Considerando o anteriormente exposto, o manual também identifica exemplos de documentos que poderão ser aceites como prova do transporte ou da expedição:
Documentos “Tipo A”
- Documentos relacionados com o transporte ou a expedição dos bens.
Exemplos: uma declaração de expedição CMR assinada, um conhecimento de embarque (bill of landing), uma fatura do frete aéreo, uma fatura emitida pelo transportador dos bens;
Documentos “Tipo B”
- Uma apólice de seguro:
Exemplo: apólice de seguros relativa ao transporte ou à expedição dos bens.
- Documentos bancários:
Exemplo: Documento bancário comprovativo do pagamento do transporte ou da expedição dos bens.

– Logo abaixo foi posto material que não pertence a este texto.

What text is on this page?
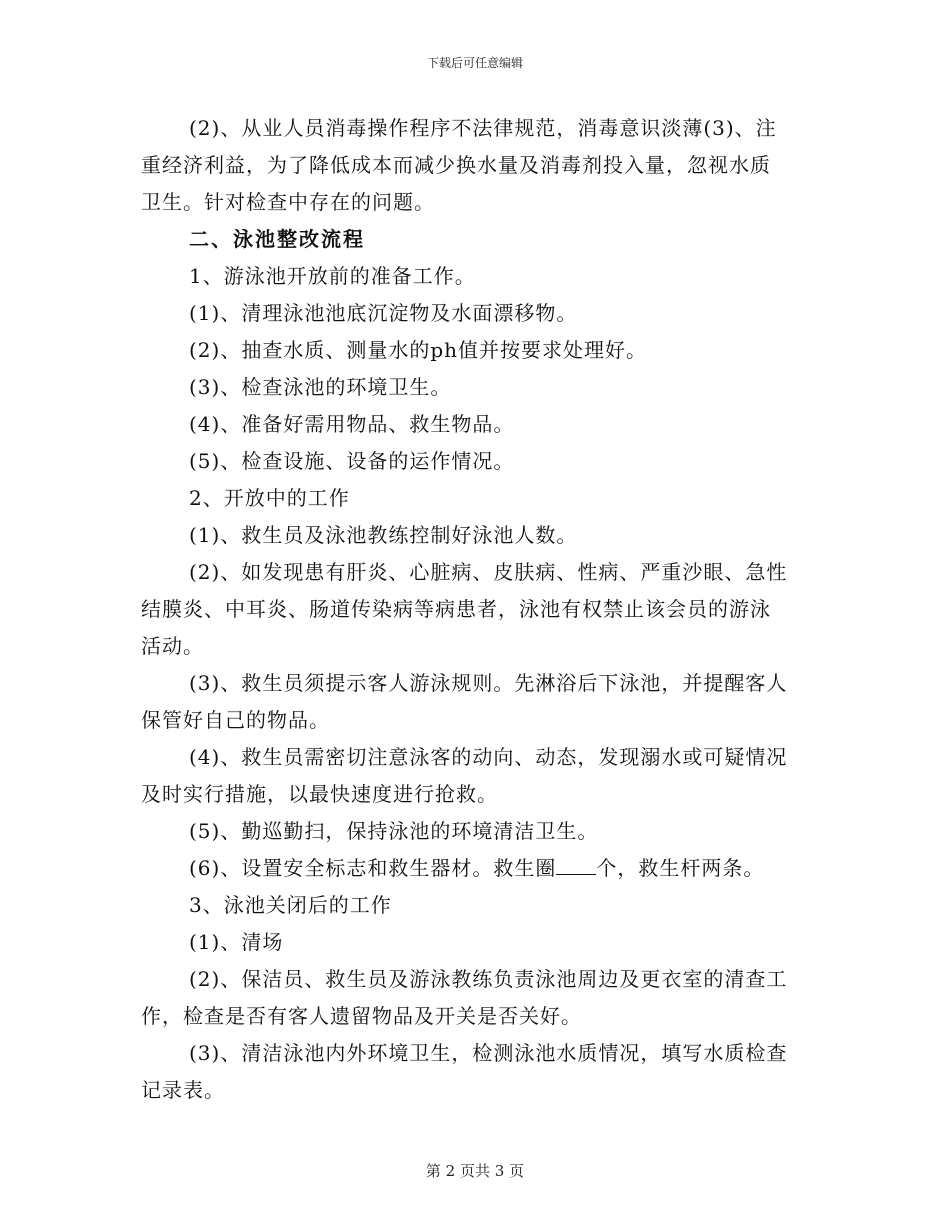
下载后可任意编辑
(2)、从业人员消毒操作程序不法律规范，消毒意识淡薄(3)、注
重经济利益，为了降低成本而减少换水量及消毒剂投入量，忽视水质
卫生。针对检查中存在的问题。
二、泳池整改流程
1、游泳池开放前的准备工作。
(1)、清理泳池池底沉淀物及水面漂移物。
(2)、抽查水质、测量水的ph值并按要求处理好。
(3)、检查泳池的环境卫生。
(4)、准备好需用物品、救生物品。
(5)、检查设施、设备的运作情况。
2、开放中的工作
(1)、救生员及泳池教练控制好泳池人数。
(2)、如发现患有肝炎、心脏病、皮肤病、性病、严重沙眼、急性
结膜炎、中耳炎、肠道传染病等病患者，泳池有权禁止该会员的游泳
活动。
(3)、救生员须提示客人游泳规则。先淋浴后下泳池，并提醒客人
保管好自己的物品。
(4)、救生员需密切注意泳客的动向、动态，发现溺水或可疑情况
及时实行措施，以最快速度进行抢救。
(5)、勤巡勤扫，保持泳池的环境清洁卫生。
(6)、设置安全标志和救生器材。救生圈 个，救生杆两条。
3、泳池关闭后的工作
(1)、清场
(2)、保洁员、救生员及游泳教练负责泳池周边及更衣室的清查工
作，检查是否有客人遗留物品及开关是否关好。
(3)、清洁泳池内外环境卫生，检测泳池水质情况，填写水质检查
记录表。
第 2 页共 3 页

- Documentos oficiais emitidos por uma entidade pública:
Exemplo: um notário, que confirme a chegada dos bens ao Estado-membro de destino.
- Um documento de receção que confirme a armazenagem dos bens nesse Estado-membro:
Exemplo: documento de receção emitido por um depositário no Estado-membro de destino, a confirmar a armazenagem dos bens nesse Estado-membro.
Documentos “Tipo C”
- Declaração emitida pelo adquirente, indicando que os bens foram por ele transportados ou expedidos, ou por terceiros agindo por conta do adquirente, mencionando o Estado-membro de destino dos bens e a data de emissão, o nome e endereço do adquirente, a quantidade e natureza dos bens, a data e o lugar de chegada dos bens e, no caso de entregas de meios de transporte, o número de identificação dos meios de transporte, e a identificação da pessoa que aceita os bens por conta do adquirente.

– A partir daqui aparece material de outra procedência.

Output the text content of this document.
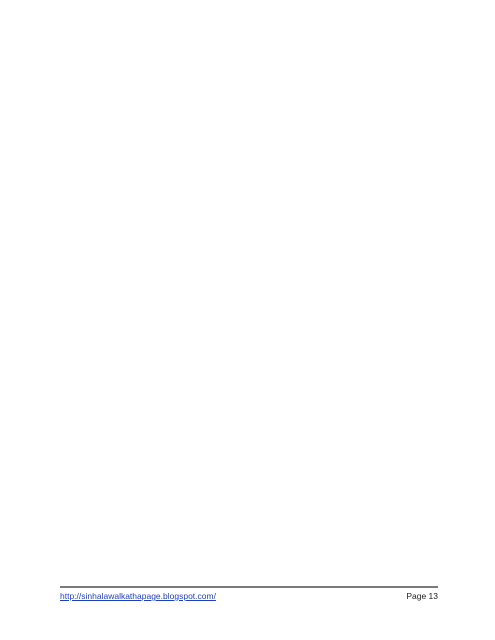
http://sinhalawalkathapage.blogspot.com/	Page 13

Assim, no pressuposto que o sujeito passivo português efetua uma transmissão intracomunitária de bens ao francês e que só será "efetiva" quando a outra empresa portuguesa remeter as mercadorias transformadas (produto final) para França, que incluem os bens transmitidos pela primeira empresa portuguesa (em que esta irá faturar ao sujeito passivo francês).
Face ao exposto, o sujeito passivo português aquando da venda das mercadorias ao sujeito passivo francês, poderá emitir a fatura com isenção de IVA ao abrigo da alínea a) do artigo 14.º do RITI, devendo o mesmo munir-se dos meios de prova (anteriormente abordados) de que as mercadorias, já produto final, saíram do território nacional.

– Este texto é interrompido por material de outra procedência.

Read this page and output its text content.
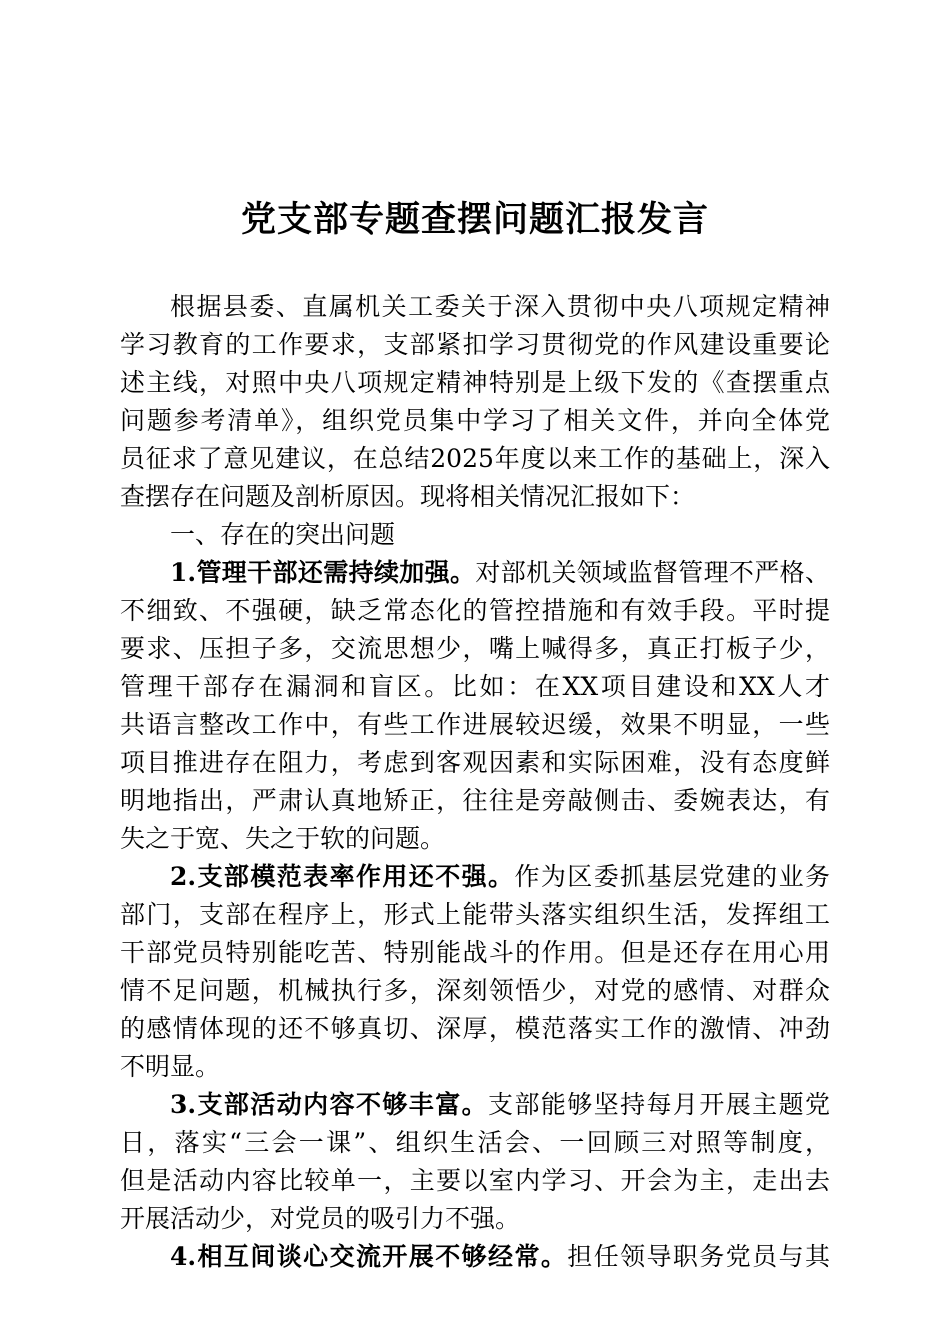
党支部专题查摆问题汇报发言
根据县委、直属机关工委关于深入贯彻中央八项规定精神
学习教育的工作要求，支部紧扣学习贯彻党的作风建设重要论
述主线，对照中央八项规定精神特别是上级下发的《查摆重点
问题参考清单》，组织党员集中学习了相关文件，并向全体党
员征求了意见建议，在总结2025年度以来工作的基础上，深入
查摆存在问题及剖析原因。现将相关情况汇报如下：
一、存在的突出问题
1.管理干部还需持续加强。对部机关领域监督管理不严格、
不细致、不强硬，缺乏常态化的管控措施和有效手段。平时提
要求、压担子多，交流思想少，嘴上喊得多，真正打板子少，
管理干部存在漏洞和盲区。比如：在XX项目建设和XX人才
共语言整改工作中，有些工作进展较迟缓，效果不明显，一些
项目推进存在阻力，考虑到客观因素和实际困难，没有态度鲜
明地指出，严肃认真地矫正，往往是旁敲侧击、委婉表达，有
失之于宽、失之于软的问题。
2.支部模范表率作用还不强。作为区委抓基层党建的业务
部门，支部在程序上，形式上能带头落实组织生活，发挥组工
干部党员特别能吃苦、特别能战斗的作用。但是还存在用心用
情不足问题，机械执行多，深刻领悟少，对党的感情、对群众
的感情体现的还不够真切、深厚，模范落实工作的激情、冲劲
不明显。
3.支部活动内容不够丰富。支部能够坚持每月开展主题党
日，落实“三会一课”、组织生活会、一回顾三对照等制度，
但是活动内容比较单一，主要以室内学习、开会为主，走出去
开展活动少，对党员的吸引力不强。
4.相互间谈心交流开展不够经常。担任领导职务党员与其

A propósito desta temática, aconselhamos a leitura da informação vinculativa processo n.º 2 475, despacho do SDG dos Impostos, substituto legal do diretor-geral, em 2011-09-29 e informação vinculativa processo n.º 11 469, por despacho de 24-05-2017, da diretora de serviços do IVA, por subdelegação da diretora-geral da Autoridade Tributária e Aduaneira.
No entanto, considerando que a empresa “A”, localizada em Portugal, entrega os bens na empresa “C”, também ela localizada em Portugal, tal como referido anteriormente, para efeito de transmissão de "bens" à empresa de outro Estado-membro poder ser considerada uma transmissão intracomunitária, os "bens" têm de sair de Portugal com destino a outro Estado-membro. Assim, caso a empresa “A” não comprovar que os bens saíram de Portugal, não pode enquadrar a operação como uma transmissão intracomunitária, mas como uma operação interna em Portugal.
Neste pressuposto, havendo uma transmissão interna de "bens" em território nacional, ou seja, se a transmissão da propriedade ocorre dentro do território nacional, em que os "bens" se movimentam apenas dentro de Portugal, então estamos perante uma transmissão interna tributada em Portugal, às taxas legalmente em vigor no nosso país.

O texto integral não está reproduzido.